Map/Scale Param to Arbitrary Range

This should be really simple.. shouldn't it?

I'm looking for a way to scale the result of combining a param (frac32.u.map) and an inlet (frac32.positive) to a positive integer between 0 and an arbitrary positive integer maximum value.

I've got as far as:

int32_t result = __USAT(param_a + inlet_b, 27);

In floating-point, you would do it like (super-simple):

result = val * out_max / in_max

but how do you do it in fixed-point?

I'm really sorry to ask such a stupid question. I know this stuff must be very basic. I'm trying to read around it, but nothing about fixed-point maths is making much sense to me right now, unfortunately.

a|x

So I managed to get it to work, but only by casting to float, then back to int32_t.
This does the job:

int32_t map(int32_t val, int32_t in_min, int32_t in_max, int32_t out_min, int32_t out_max) {
	float x		= (float)val;
	float inMin	= (float)in_min;
	float inMax	= (float)in_max;
	float outMin	= (float)out_min;
	float outMax	= (float)out_max;	
	return (int32_t)((x - inMin) * (outMax - outMin) / (inMax - inMin) + outMin);
}

According to this little test patch I made, it uses 9 cycles. That seems a bit high, for something so simple, so any clues on a fixed-point version still gratefully accepted.

Screen Shot 2016-05-26 at 09.38.54.png1360x356 32.3 KB

I'm including the file, too, in case anyone wants to have a quick fiddle.

a|x

range-test.axp (3.0 KB)

A little bump here, too.
If anyone could tell me way to do this without casting to/from float, that would be great! I'm sure that would be more efficient than my method.

Also, if it could be made to work with signed values, too, that would be even better!

a|x

I created custom objects for scaling/mapping fractional positive input to either fract positive or integer positive output.
There are versions with attributes and parameters to set min/max values.

I'd add them to the library, but I'd rather wait until I can eliminate the float casting, so here's a patch, with the objects embedded as object/patches.

The integer output ones might be useful for creating indices for tables, or multi/demultilplexer objects.

a|x

Screen Shot 2016-05-26 at 15.20.18.png3104x1878 474 KB

scale and range.axp (22.7 KB)

A fixed point version would need a long division (I'll not get into that now).

For the cases where the max and min limits are attributes, you can precompute the complement of the divisor in the init section, and then swap the division for a multiplication, since division is equivalent to multiplication by the complement:

x / y = x * 1 / y

That would save 13 CPU cycles since a VDIV instruction takes 14 cycles and a VMUL instruction takes 1 cycle.

@DrJustice cool, I'll see if I can do that.
I'm not sure if I trust the cyclecounter object at all, now.
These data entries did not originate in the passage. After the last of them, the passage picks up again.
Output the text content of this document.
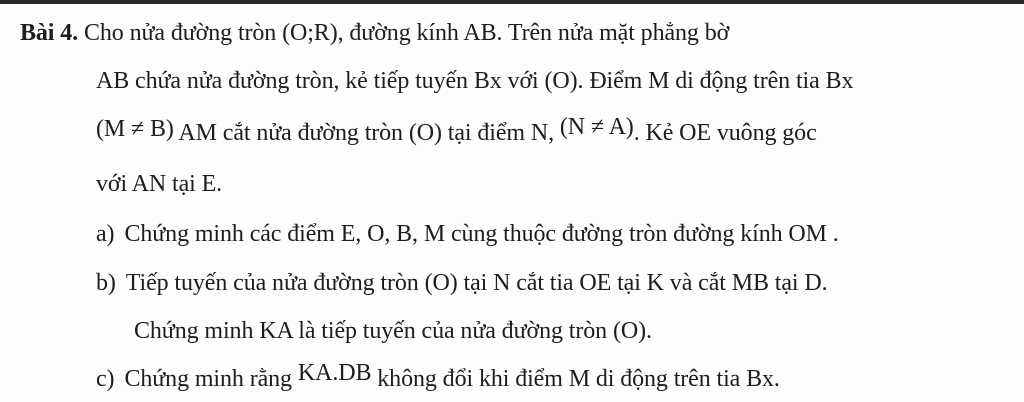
Bài 4. Cho nửa đường tròn (O;R), đường kính AB. Trên nửa mặt phẳng bờ
AB chứa nửa đường tròn, kẻ tiếp tuyến Bx với (O). Điểm M di động trên tia Bx
(M ≠ B) AM cắt nửa đường tròn (O) tại điểm N, (N ≠ A). Kẻ OE vuông góc
với AN tại E.
a) Chứng minh các điểm E, O, B, M cùng thuộc đường tròn đường kính OM .
b) Tiếp tuyến của nửa đường tròn (O) tại N cắt tia OE tại K và cắt MB tại D.
Chứng minh KA là tiếp tuyến của nửa đường tròn (O).
c) Chứng minh rằng KA.DB không đổi khi điểm M di động trên tia Bx.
If you look at the screenshot above, all the objects are apparently taking less than 10 cycles, and that's with the floating-point casting and calculations.

It doesn't sound like that can be right, from what you're saying.

a|x

Ooops... the division compiles to an FDIVS instruction - perhaps that's single cycle? (I can't find the cycle count for FDIVS with some quick Googling here, although a description of the "DS" execution unit for another ARM variant says 15 cycles). My bad for assuming VDIV.

Anyway the trick of precomputing the complement of a constant (or a seldom updated variable) is an age old optimization trick, since division usually takes longer than a multiplication on simpler processors.

Very useful functions, BTW!

Cool. The variable the scale depends on is set as an attribute in the object I was originally intending to use this in, so I could easily precomputed the divisor in the init function.

I assume we're talking a float divisor here, rather than an integer, since it had to be less than 0.

Is casting to/from float expensive in itself? I'm imagining not, but I might be wrong.

a|x

Yes, use floats in the init section, something like:
float my_complement = 1.0f / (float) my_divisor;

The float conversions aren't particularly expensive, 1 cycle for the conversion + possibly a 1 cycle register move or load depending on where the data comes from, and you'd usually have to fetch the data from somewhere anyway. When your variables are floats, some things go quicker than with fixed point since you don't have to scale things up and down with left and right sifts (<< and >>). Fixed point arithmetic can actually be numerically better than floating point in many cases. For optimal performance one would have to consider these things carefully on a case by case basis, but it's not super critical for little things like this.

I've not read up on these new fangled ARM CPUs and their various floating points extensions (my ARM experience is a bit vintage), so I'm not too sure what's best these to do these days - would have to trawl docs and write test software...

If we're lucky, Johannes will chime in with some advice.